4 Concluding Remarks
(1) Considering the corrosion risks throughout the entire lifecycle, including installation, commissioning, and maintenance of offshore pipelines, the new mixed offshore pipeline within the first 1.5 km adopts a carbon steel inner lining made of 625 alloy composite pipe. The pipeline segment from 1.5 km to 113 km employs a corrosion protection scheme of "carbon steel + corrosion allowance + corrosion inhibitor." If the corrosion inhibitor achieves an 85% reduction in corrosion rate, the inner diameter of the carbon steel pipe section will be 6 mm.

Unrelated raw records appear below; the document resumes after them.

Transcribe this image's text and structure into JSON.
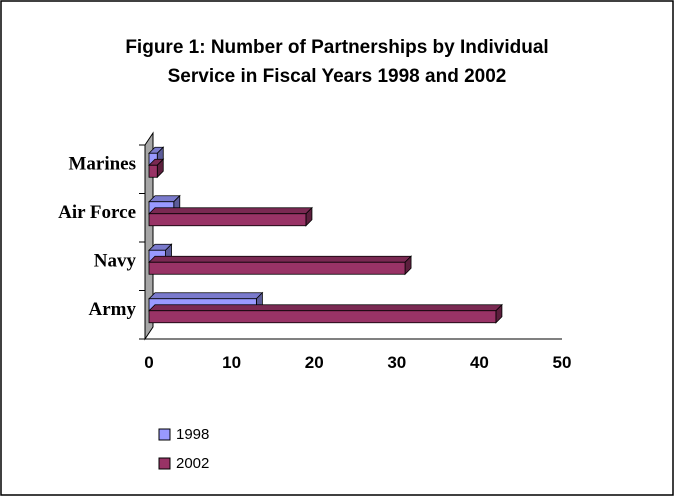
{
  "chart_data": {
    "type": "bar",
    "orientation": "horizontal",
    "title_lines": [
      "Figure 1: Number of Partnerships by Individual",
      "Service in Fiscal Years 1998 and 2002"
    ],
    "categories": [
      "Marines",
      "Air Force",
      "Navy",
      "Army"
    ],
    "series": [
      {
        "name": "1998",
        "values": [
          1,
          3,
          2,
          13
        ],
        "color": "#9999ff"
      },
      {
        "name": "2002",
        "values": [
          1,
          19,
          31,
          42
        ],
        "color": "#993366"
      }
    ],
    "xlim": [
      0,
      50
    ],
    "x_ticks": [
      "0",
      "10",
      "20",
      "30",
      "40",
      "50"
    ],
    "grid": false,
    "legend_placement": "bottom-left",
    "bar_style": "3d"
  }
}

(2) Conduct regular assessments of the effectiveness of corrosion inhibitors and perform maintenance operations based on the corrosion monitoring results, ensuring that the corrosion inhibition efficiency of the inhibitor exceeds the designed requirement of 85%.
(3) During operation, pay attention to H2Risk of localized corrosion due to the presence of sediment, microorganisms, and related factors.
(4) During operation, dynamic corrosion assessments should be conducted promptly based on operating conditions, corrosion monitoring results, post-corrosion inhibitor evaluations, and cleaning and removal analysis. Subsequent inspection and evaluation plans, as well as corrosion control measures, should be developed based on the assessment results.